THE LIONS OF MAKULULUMI.

How hot it was! September, 1897. I had not shot my first lion then, and many, many months were to pass before my luck came. Dame Fortune doesn't often condescend to glance my way. She smiled broadly once when, with three tickets, I won first, second, and third prize in a sweep on the Grand National; but then I have never drawn a prize in a sweep since.

However, to return to September, 1897. Yes, by Jingo, it was hot. Not a breath of air; not a leaf on any tree. The rains were almost due, but not a shower had fallen. The only shade was in the shadow of the wagon.

But it was not the blazing sun alone with which we had to contend. There thrives in the Kalahari Desert a pestiferous little winged insect called the Mopani bee, named after the hardwood tree in which it sets its hive. It would seem that this creature must have moisture, moisture of any kind—it isn't at all particular. And to think that I used to eat the stuff they call Mopani honey until, one day, I saw a bunch of them lapping up the moisture from a perspiring native runner. Ugh!

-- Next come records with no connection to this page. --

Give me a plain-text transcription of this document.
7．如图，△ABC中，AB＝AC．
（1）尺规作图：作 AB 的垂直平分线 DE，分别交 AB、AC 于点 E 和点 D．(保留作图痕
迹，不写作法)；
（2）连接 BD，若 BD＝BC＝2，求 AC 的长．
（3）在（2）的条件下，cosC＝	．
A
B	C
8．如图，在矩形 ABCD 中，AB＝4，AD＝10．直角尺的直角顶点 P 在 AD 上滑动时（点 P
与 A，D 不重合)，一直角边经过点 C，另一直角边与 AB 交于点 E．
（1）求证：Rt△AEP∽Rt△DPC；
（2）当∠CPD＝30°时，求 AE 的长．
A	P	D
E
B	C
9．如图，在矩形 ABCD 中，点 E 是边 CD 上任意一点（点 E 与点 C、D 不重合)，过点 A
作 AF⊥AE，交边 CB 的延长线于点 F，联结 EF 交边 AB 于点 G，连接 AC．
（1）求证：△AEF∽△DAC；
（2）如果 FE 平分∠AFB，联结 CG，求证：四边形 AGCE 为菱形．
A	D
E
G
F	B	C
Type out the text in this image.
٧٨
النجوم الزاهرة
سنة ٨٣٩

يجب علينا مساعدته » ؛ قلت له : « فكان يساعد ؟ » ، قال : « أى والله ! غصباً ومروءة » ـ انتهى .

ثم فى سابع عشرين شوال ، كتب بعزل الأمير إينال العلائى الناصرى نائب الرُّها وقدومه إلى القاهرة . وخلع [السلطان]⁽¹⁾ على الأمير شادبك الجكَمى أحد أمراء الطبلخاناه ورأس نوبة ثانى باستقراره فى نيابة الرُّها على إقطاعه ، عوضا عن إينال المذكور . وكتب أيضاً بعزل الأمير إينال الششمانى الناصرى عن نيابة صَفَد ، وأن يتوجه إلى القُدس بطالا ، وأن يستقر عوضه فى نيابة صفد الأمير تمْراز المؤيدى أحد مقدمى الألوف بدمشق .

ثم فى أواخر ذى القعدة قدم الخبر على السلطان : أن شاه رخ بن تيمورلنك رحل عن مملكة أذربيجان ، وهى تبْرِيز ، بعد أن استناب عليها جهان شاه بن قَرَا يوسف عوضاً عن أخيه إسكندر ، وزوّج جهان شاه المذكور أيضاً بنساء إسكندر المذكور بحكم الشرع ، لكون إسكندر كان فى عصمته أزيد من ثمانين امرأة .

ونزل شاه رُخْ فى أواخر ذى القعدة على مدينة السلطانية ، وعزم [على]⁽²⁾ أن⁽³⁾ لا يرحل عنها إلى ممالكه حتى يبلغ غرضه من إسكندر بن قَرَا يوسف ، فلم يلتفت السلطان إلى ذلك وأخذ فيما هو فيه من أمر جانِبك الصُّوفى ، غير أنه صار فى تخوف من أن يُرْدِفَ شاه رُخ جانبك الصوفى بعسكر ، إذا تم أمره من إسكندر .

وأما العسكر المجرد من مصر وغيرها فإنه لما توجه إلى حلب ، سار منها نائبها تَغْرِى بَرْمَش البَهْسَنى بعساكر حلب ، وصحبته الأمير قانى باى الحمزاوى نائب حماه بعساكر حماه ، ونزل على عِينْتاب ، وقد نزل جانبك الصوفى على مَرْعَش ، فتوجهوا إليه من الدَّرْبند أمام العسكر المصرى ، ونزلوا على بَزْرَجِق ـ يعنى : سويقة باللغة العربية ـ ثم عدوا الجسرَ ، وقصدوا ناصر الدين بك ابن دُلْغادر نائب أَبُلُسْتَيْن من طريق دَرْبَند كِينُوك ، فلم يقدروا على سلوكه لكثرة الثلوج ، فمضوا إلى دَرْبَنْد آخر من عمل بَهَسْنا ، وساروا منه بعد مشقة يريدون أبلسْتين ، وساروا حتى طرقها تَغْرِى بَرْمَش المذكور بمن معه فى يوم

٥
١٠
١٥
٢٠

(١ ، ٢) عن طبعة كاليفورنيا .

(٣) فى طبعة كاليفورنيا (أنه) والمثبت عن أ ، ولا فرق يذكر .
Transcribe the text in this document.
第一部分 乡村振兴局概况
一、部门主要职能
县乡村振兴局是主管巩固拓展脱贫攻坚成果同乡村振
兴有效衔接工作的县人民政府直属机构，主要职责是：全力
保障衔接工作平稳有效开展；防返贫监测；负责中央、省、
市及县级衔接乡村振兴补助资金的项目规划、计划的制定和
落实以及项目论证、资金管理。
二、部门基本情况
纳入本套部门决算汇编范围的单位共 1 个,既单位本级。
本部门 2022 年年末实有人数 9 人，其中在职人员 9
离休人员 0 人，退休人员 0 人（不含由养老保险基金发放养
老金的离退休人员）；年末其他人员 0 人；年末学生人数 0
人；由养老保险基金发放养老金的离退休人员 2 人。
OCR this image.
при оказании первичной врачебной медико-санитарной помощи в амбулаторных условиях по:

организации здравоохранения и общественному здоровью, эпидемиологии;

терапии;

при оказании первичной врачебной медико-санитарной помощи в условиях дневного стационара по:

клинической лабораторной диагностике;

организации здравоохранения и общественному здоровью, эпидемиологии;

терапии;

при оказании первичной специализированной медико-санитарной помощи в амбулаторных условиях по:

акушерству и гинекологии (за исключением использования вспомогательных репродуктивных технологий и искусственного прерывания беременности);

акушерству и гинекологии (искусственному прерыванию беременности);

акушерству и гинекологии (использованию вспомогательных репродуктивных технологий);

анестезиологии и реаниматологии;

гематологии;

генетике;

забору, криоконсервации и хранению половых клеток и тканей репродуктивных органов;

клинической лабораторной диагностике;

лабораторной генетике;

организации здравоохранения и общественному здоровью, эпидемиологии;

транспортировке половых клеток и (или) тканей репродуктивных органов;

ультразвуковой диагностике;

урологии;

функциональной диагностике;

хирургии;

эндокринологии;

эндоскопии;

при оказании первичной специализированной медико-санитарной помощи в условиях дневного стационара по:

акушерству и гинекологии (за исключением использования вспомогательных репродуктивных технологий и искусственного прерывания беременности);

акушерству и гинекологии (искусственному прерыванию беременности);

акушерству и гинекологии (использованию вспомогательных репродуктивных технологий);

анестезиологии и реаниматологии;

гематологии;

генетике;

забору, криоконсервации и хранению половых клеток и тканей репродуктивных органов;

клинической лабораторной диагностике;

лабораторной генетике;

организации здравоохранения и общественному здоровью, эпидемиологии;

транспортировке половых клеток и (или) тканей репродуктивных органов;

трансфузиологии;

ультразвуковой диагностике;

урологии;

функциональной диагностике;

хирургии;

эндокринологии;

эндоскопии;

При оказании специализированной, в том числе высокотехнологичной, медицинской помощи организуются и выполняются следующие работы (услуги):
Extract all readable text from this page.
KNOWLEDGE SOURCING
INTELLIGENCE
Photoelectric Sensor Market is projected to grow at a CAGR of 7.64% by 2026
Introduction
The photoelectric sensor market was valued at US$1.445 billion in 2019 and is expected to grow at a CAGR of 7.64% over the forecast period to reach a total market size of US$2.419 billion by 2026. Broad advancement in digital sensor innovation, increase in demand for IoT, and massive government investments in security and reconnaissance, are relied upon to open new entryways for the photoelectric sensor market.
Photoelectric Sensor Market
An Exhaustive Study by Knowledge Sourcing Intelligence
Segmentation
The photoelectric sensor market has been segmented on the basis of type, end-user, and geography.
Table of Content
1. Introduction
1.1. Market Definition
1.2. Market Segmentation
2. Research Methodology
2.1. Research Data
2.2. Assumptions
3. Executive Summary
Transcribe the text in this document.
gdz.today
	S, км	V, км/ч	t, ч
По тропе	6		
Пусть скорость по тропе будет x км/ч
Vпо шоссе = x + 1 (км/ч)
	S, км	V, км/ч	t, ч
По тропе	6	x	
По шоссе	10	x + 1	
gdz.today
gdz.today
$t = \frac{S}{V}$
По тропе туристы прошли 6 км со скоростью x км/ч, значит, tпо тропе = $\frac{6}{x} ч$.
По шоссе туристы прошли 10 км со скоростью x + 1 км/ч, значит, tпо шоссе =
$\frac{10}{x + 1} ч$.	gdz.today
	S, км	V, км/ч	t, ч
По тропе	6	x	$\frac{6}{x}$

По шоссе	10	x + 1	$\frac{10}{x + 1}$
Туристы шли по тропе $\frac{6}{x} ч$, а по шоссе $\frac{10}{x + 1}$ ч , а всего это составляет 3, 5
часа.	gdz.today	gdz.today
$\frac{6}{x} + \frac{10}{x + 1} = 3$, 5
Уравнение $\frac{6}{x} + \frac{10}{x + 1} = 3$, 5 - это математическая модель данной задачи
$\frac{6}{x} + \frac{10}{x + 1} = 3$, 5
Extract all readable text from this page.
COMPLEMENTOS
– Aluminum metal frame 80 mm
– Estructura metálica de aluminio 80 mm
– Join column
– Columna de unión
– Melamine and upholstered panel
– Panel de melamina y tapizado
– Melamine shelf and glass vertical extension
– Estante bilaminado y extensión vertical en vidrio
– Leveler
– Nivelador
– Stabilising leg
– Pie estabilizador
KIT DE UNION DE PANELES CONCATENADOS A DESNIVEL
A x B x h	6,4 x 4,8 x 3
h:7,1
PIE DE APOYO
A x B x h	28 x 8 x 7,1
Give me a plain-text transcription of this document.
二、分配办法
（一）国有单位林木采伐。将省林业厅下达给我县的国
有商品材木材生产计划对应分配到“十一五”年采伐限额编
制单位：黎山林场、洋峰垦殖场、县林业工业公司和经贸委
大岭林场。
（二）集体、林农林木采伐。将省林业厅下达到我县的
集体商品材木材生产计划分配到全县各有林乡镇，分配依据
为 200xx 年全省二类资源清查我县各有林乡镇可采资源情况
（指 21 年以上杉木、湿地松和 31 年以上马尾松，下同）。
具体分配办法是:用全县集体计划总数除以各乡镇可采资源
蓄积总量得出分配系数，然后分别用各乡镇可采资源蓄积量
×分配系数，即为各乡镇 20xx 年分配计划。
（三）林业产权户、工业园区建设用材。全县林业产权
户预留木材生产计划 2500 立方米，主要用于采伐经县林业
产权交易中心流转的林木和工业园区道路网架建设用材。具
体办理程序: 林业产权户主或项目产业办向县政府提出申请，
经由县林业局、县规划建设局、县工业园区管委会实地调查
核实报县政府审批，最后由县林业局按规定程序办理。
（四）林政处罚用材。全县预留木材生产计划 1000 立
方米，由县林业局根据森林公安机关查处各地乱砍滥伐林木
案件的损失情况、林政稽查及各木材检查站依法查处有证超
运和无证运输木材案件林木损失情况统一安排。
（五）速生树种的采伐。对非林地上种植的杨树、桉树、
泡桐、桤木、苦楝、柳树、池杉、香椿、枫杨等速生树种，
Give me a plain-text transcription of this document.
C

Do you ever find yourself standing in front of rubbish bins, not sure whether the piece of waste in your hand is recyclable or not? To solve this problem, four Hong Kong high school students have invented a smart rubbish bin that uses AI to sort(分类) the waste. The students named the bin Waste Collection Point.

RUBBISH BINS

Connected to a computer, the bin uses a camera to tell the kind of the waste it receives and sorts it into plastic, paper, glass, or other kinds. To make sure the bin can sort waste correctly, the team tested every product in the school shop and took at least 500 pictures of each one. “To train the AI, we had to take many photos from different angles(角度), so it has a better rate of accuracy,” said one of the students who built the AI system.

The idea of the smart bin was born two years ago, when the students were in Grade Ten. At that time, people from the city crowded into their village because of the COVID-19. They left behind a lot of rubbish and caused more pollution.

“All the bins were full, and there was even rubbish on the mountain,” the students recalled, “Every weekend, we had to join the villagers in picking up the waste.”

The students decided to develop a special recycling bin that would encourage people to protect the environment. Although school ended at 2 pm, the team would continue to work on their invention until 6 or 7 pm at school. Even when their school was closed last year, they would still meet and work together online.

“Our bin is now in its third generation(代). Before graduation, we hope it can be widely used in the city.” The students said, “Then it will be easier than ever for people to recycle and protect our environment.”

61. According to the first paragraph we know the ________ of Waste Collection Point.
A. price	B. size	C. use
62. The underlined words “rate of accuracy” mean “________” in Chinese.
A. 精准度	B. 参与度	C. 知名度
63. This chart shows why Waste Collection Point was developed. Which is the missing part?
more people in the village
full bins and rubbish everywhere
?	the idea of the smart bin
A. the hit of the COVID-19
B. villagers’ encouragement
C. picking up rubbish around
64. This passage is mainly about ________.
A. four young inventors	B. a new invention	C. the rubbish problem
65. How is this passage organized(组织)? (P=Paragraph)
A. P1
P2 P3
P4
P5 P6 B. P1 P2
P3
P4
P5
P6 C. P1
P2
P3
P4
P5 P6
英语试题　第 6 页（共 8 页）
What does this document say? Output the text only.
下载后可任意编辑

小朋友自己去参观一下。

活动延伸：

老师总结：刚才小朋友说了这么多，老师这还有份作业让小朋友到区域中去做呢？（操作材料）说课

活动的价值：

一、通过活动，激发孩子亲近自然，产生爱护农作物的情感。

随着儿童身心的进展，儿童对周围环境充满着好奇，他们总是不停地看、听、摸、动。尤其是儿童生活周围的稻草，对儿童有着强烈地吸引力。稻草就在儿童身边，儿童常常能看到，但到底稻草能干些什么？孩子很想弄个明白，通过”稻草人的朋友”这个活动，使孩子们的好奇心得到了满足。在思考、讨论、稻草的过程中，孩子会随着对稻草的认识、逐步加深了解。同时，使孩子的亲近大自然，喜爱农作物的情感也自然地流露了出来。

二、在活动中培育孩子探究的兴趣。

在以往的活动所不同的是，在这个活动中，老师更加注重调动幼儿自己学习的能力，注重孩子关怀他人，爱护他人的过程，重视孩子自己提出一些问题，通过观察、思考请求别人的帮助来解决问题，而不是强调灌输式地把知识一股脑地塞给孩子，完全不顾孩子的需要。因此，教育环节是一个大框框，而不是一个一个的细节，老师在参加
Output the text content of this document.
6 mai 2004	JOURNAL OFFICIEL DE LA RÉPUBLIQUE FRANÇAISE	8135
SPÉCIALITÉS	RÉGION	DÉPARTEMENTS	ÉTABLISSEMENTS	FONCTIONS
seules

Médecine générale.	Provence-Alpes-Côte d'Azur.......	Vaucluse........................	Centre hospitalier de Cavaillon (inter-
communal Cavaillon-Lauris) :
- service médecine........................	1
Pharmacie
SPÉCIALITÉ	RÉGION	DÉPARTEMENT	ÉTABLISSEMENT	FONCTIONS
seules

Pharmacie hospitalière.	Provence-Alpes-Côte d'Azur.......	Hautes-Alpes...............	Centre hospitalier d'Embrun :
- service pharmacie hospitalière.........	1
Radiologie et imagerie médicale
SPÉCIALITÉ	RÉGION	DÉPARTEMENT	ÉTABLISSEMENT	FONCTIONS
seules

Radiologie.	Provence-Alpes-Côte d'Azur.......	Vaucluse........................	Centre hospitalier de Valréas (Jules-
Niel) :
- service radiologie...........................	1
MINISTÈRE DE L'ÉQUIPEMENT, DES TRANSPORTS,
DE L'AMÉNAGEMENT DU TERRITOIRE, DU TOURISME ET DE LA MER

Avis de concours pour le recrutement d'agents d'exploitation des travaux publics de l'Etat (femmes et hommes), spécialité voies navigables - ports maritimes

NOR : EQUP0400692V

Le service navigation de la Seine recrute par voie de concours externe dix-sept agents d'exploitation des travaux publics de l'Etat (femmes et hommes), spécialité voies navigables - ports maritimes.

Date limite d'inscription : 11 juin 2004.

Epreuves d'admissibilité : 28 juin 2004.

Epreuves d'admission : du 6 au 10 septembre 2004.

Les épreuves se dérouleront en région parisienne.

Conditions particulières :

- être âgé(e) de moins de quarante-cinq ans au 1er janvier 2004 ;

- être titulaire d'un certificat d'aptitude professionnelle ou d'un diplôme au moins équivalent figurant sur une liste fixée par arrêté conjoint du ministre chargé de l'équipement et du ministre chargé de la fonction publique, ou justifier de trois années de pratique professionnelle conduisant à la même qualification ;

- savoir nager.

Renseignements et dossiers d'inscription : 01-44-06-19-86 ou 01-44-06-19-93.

These bees will congregate in dozens at the corners of your eyes, try to burrow into them and then collect the tears which the discomfort of their burrowing produces. They will crowd at the corners of your mouth; when you open it to blow the little plagues away, they rush in. Thank Heaven, the Mopani bee doesn't sting.

We were struggling up to the Zambesi from Bulawayo. Our waggons were overloaded, for the Kalahari had taken heavy toll of our cattle and our spans were therefore many oxen short.

We had reached and covered the first ten miles of the thirty-five which separate Makululumi from Kasibi. All those who knew the old Hunter's road will remember that stretch. The first ten miles are not bad going, but the next seven are the heaviest and loosest sand that oxen were ever asked to drag a waggon through.

Between Makululumi and Kasibi there is no water, so the Major who commanded our little party thought it wise to send the oxen back from the ten-mile point to have the best part of a couple of days' rest at Makululumi before calling upon them to tackle the next stage of the journey.

During the afternoon of the second day, by following my chief's example, I got the better of those bees. It is true I was slowly suffocating, but that was better than being tormented. I was lying on my back under the waggon, with my head covered with a blanket, perspiring immoderately. At least three more hours of this before the cattle returned and we resumed our journey.